Airbus unveils futuristic designs for zero-emission hydrogen planes

Andrew Cummings
September 23, 2020

"I strongly believe that the use of hydrogen - both in synthetic fuels and as a primary power source for commercial aircraft - has the potential to significantly reduce aviation's climate impact", Guillaume Faury, chief executive of Airbus said in a statement on Monday.

Airbus rolled back the curtain on its three-ship ZEROe program, meant to bring "zero emissions" aircraft to service in just 15 years.

With air travel at a fraction of its normal level due to restrictions and travellers' fears related to the Covid-19 pandemic, airlines have slowed deliveries of new aircraft. The aircraft, with a range of more than 1,000 nautical miles, would be best suited for short-haul trips.

The transition to hydrogen will require "decisive action from the entire aviation ecosystem", Faury said. The production technology would, however, still need around five years to reach maturity, and suppliers and industrial sites would need another two to be ready, he said.


The company said its hydrogen-fuelled passenger planes could be in service by 2035. "The exceptionally wide interior opens up multiple options for hydrogen storage and distribution", says Airbus, which proposes powering the craft with two hybrid hydrogen turbofan engines fueled by hydrogen tanks beneath the wings.

The largest "turbofan" model designed is capable of carrying up to 200 passengers with a range of 2,000 nautical miles, and would be powered by a modified gas-turbine engine running on hydrogen rather than jet fuel, the company said.

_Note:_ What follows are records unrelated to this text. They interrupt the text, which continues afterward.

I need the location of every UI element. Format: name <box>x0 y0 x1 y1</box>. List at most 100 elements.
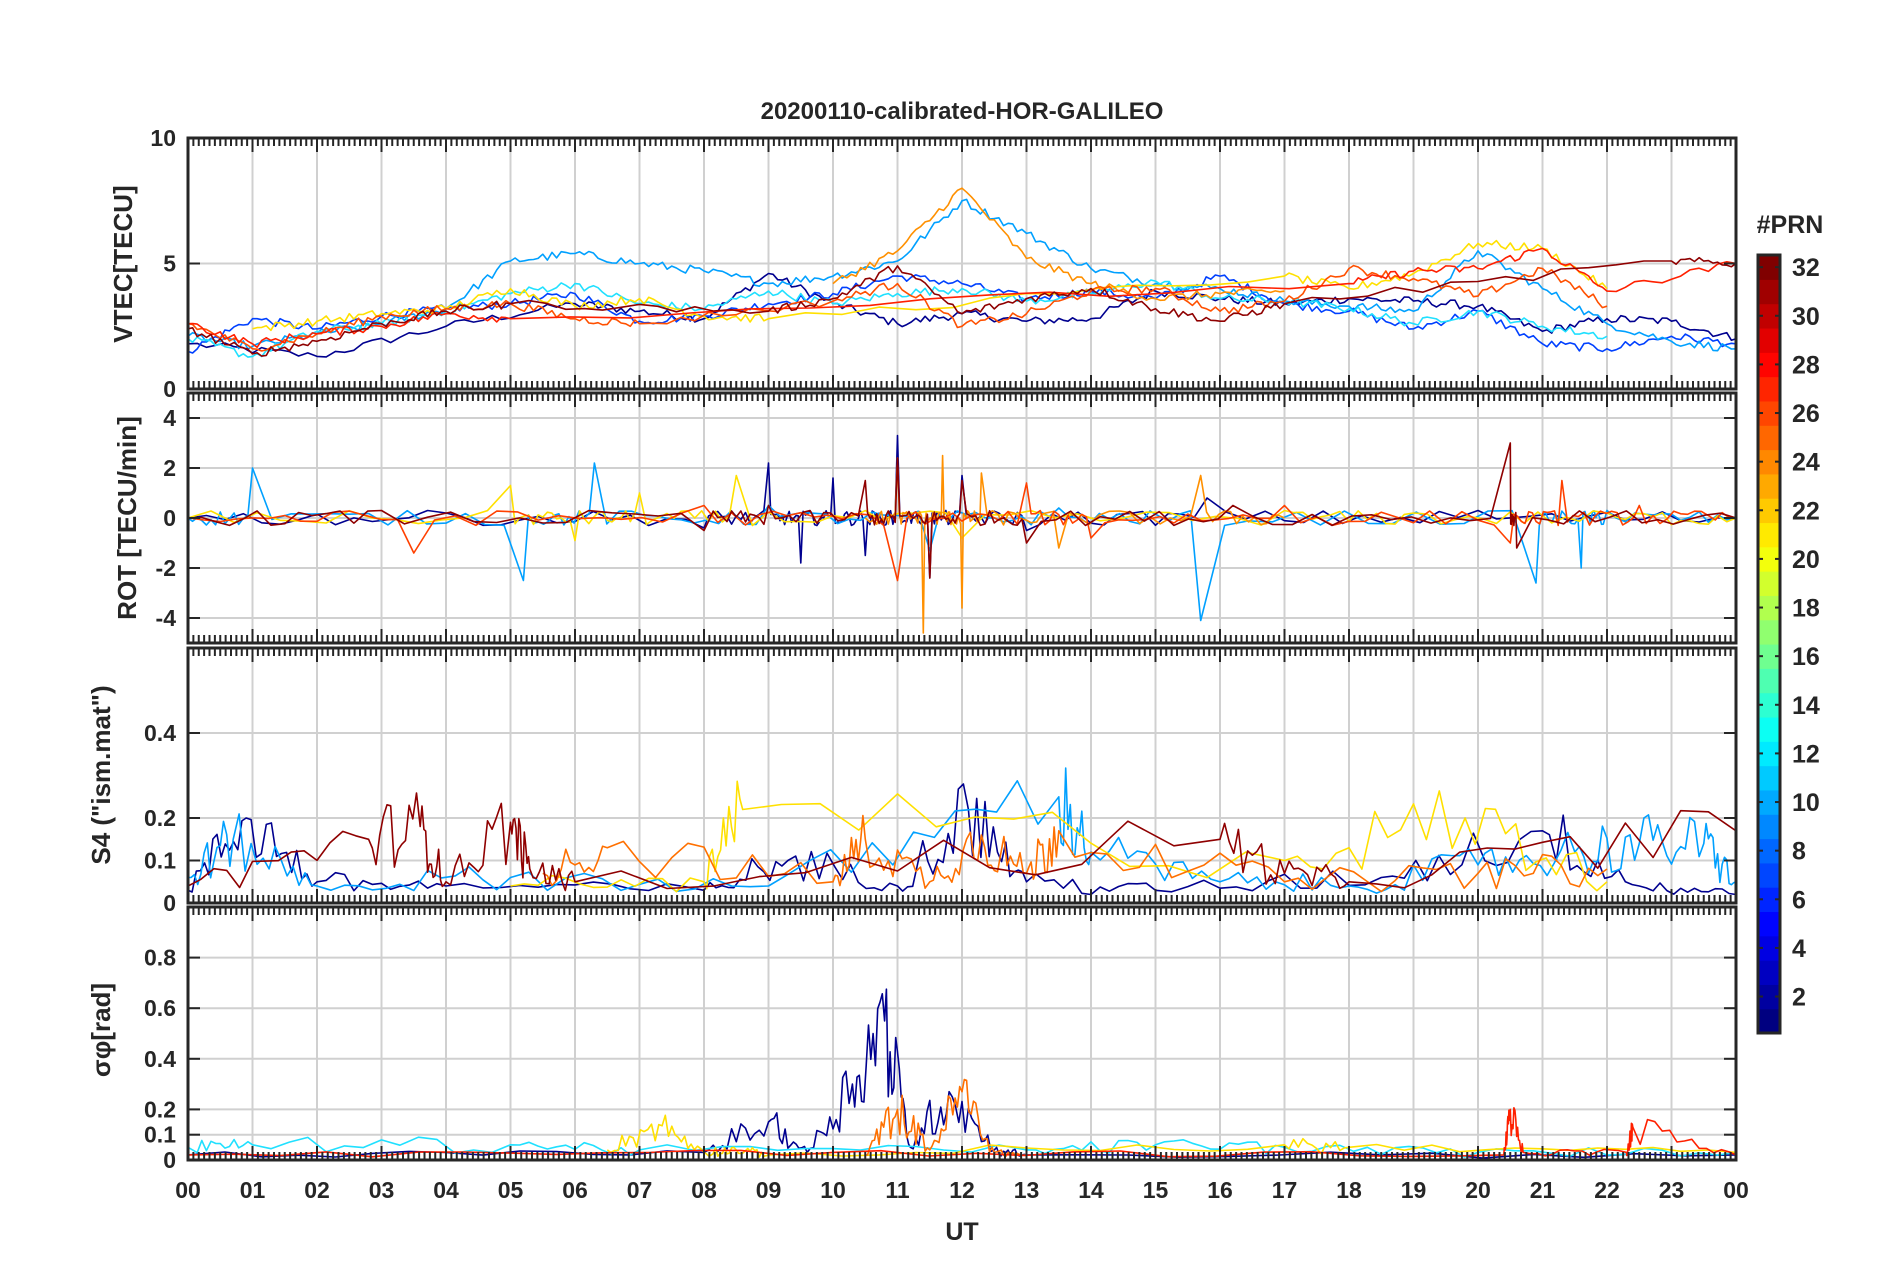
colorbar-tick-label: 14 <box>1792 692 1820 720</box>
colorbar-tick-label: 8 <box>1792 838 1806 866</box>
colorbar-swatch <box>1758 571 1780 596</box>
x-tick-label: 20 <box>1465 1177 1491 1203</box>
series-prn-27 <box>188 1107 1736 1158</box>
panel-frame <box>186 646 1738 905</box>
colorbar-tick-label: 22 <box>1792 497 1820 525</box>
colorbar-swatch <box>1758 255 1780 280</box>
x-tick-label: 15 <box>1143 1177 1169 1203</box>
series-prn-27 <box>188 247 1736 349</box>
colorbar-tick-label: 2 <box>1792 984 1806 1012</box>
series-prn-20 <box>606 1114 1736 1158</box>
y-tick-label: 0.4 <box>144 720 176 746</box>
y-tick-label: -2 <box>156 555 176 581</box>
x-tick-label: 07 <box>627 1177 653 1203</box>
x-tick-label: 09 <box>756 1177 782 1203</box>
y-tick-label: 0.1 <box>144 848 176 874</box>
chart-title: 20200110-calibrated-HOR-GALILEO <box>761 98 1164 125</box>
colorbar-swatch <box>1758 400 1780 426</box>
colorbar-swatch <box>1758 595 1780 621</box>
colorbar-swatch <box>1758 449 1780 475</box>
colorbar-swatch <box>1758 668 1780 694</box>
colorbar-swatch <box>1758 522 1780 548</box>
panel-rot: -4 -2 0 2 4 ROT [TECU/min] <box>112 391 1738 645</box>
colorbar-swatch <box>1758 352 1780 378</box>
x-tick-label: 22 <box>1594 1177 1620 1203</box>
x-tick-label: 04 <box>433 1177 459 1203</box>
y-tick-label: 0.2 <box>144 805 176 831</box>
y-tick-label: 0 <box>163 1147 176 1173</box>
colorbar-tick-label: 20 <box>1792 546 1820 574</box>
series-prn-24 <box>542 814 1608 893</box>
y-axis-label-s4: S4 ("ism.mat") <box>86 685 116 864</box>
x-tick-label: 11 <box>885 1177 910 1203</box>
colorbar-swatch <box>1758 984 1780 1010</box>
y-tick-label: 2 <box>163 455 176 481</box>
colorbar-tick-label: 16 <box>1792 643 1820 671</box>
series-prn-23 <box>864 454 1285 634</box>
x-tick-label: 18 <box>1336 1177 1362 1203</box>
y-tick-label: 0 <box>163 890 176 916</box>
series-prn-20 <box>252 239 1608 332</box>
colorbar-swatch <box>1758 473 1780 499</box>
x-tick-label: 10 <box>820 1177 846 1203</box>
x-tick-label: 03 <box>369 1177 395 1203</box>
y-axis-label-sigma_phi: σφ[rad] <box>86 983 116 1077</box>
colorbar-swatch <box>1758 619 1780 645</box>
y-tick-label: 4 <box>163 405 176 431</box>
grid <box>187 137 1737 390</box>
series-prn-2 <box>188 272 1736 358</box>
y-tick-label: 0.1 <box>144 1122 176 1148</box>
colorbar-swatch <box>1758 789 1780 815</box>
series-prn-23 <box>832 187 1285 302</box>
x-tick-label: 13 <box>1014 1177 1040 1203</box>
panel-s4: 0 0.1 0.2 0.4 S4 ("ism.mat") <box>86 646 1738 916</box>
colorbar-tick-label: 26 <box>1792 400 1820 428</box>
x-tick-label: 12 <box>949 1177 975 1203</box>
panel-frame <box>186 391 1738 645</box>
x-tick-label: 06 <box>562 1177 588 1203</box>
colorbar-label: #PRN <box>1757 211 1824 239</box>
x-tick-label: 00 <box>175 1177 201 1203</box>
colorbar-tick-label: 18 <box>1792 595 1820 623</box>
x-tick-label: 21 <box>1530 1177 1556 1203</box>
colorbar-swatch <box>1758 546 1780 572</box>
y-axis-label-vtec: VTEC[TECU] <box>108 185 138 342</box>
x-tick-label: 05 <box>498 1177 524 1203</box>
series-prn-24 <box>865 1078 1027 1158</box>
y-tick-label: -4 <box>156 605 177 631</box>
colorbar-tick-label: 12 <box>1792 740 1820 768</box>
x-tick-label: 01 <box>240 1177 266 1203</box>
x-tick-label: 02 <box>304 1177 330 1203</box>
x-tick-label: 00 <box>1723 1177 1749 1203</box>
colorbar-swatch <box>1758 327 1780 353</box>
y-tick-label: 0.8 <box>144 945 176 971</box>
colorbar-swatch <box>1758 425 1780 451</box>
colorbar-swatch <box>1758 279 1780 305</box>
colorbar-tick-label: 32 <box>1792 254 1820 282</box>
series-prn-2 <box>188 783 1736 896</box>
panel-sigma_phi: 00.10.2 0.4 0.6 0.8 σφ[rad] <box>86 905 1738 1173</box>
colorbar-swatch <box>1758 303 1780 329</box>
series-group <box>188 434 1736 634</box>
colorbar-tick-label: 4 <box>1792 935 1806 963</box>
series-prn-9 <box>188 767 1736 894</box>
y-tick-label: 0.6 <box>144 995 176 1021</box>
x-tick-label: 19 <box>1401 1177 1427 1203</box>
x-tick-label: 17 <box>1272 1177 1298 1203</box>
colorbar-frame <box>1756 253 1782 1035</box>
colorbar-swatch <box>1758 376 1780 402</box>
x-tick-labels: 00 01 02 03 04 05 06 07 08 09 10 11 12 13 14 15 16 17 18 19… <box>175 1177 1749 1203</box>
colorbar-swatch <box>1758 935 1780 961</box>
series-prn-26 <box>188 479 1736 582</box>
y-tick-label: 5 <box>163 251 176 277</box>
colorbar-tick-label: 6 <box>1792 886 1806 914</box>
colorbar-tick-label: 28 <box>1792 351 1820 379</box>
x-tick-label: 16 <box>1207 1177 1233 1203</box>
series-prn-31 <box>188 442 1736 579</box>
colorbar-swatch <box>1758 692 1780 718</box>
colorbar-swatch <box>1758 644 1780 669</box>
colorbar-swatch <box>1758 716 1780 742</box>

The turboprop-appearing regional transport will carry up to 100 passengers "using a turboprop engine instead of a turbofan and also powered by hydrogen combustion in modified gas-turbine engines, which would be capable of traveling more than 1,000 nautical miles, making it a flawless option for short-haul trips", according to Airbus.

Beyond technical developments, the regulatory framework must necessarily evolve by then to authorise the use of hydrogen in commercial aircraft, says Faury. "It can also be converted into electric energy thanks to fuel cells and when combined with Carbon dioxide hydrogen can be used to produce synthetic kerosene", she said.


France and other European countries are investing billions of euros in the development of green hydrogen, with the highly polluting transport industry a prime area for its intended use. However this is now much more expensive than hydrogen produced by using fossil fuels, in addition to being less efficient.

Airbus, the world's biggest planemaker, revealed three designs it is considering to build a hydrogen-powered aircraft as it seeks to bring the world's first emissions-free passenger plane into service by 2035.

"Support from governments is key to meet these ambitious objectives with increased funding required for research and technology, digitalisation, and mechanisms that encourage the use of sustainable fuels", said Faury.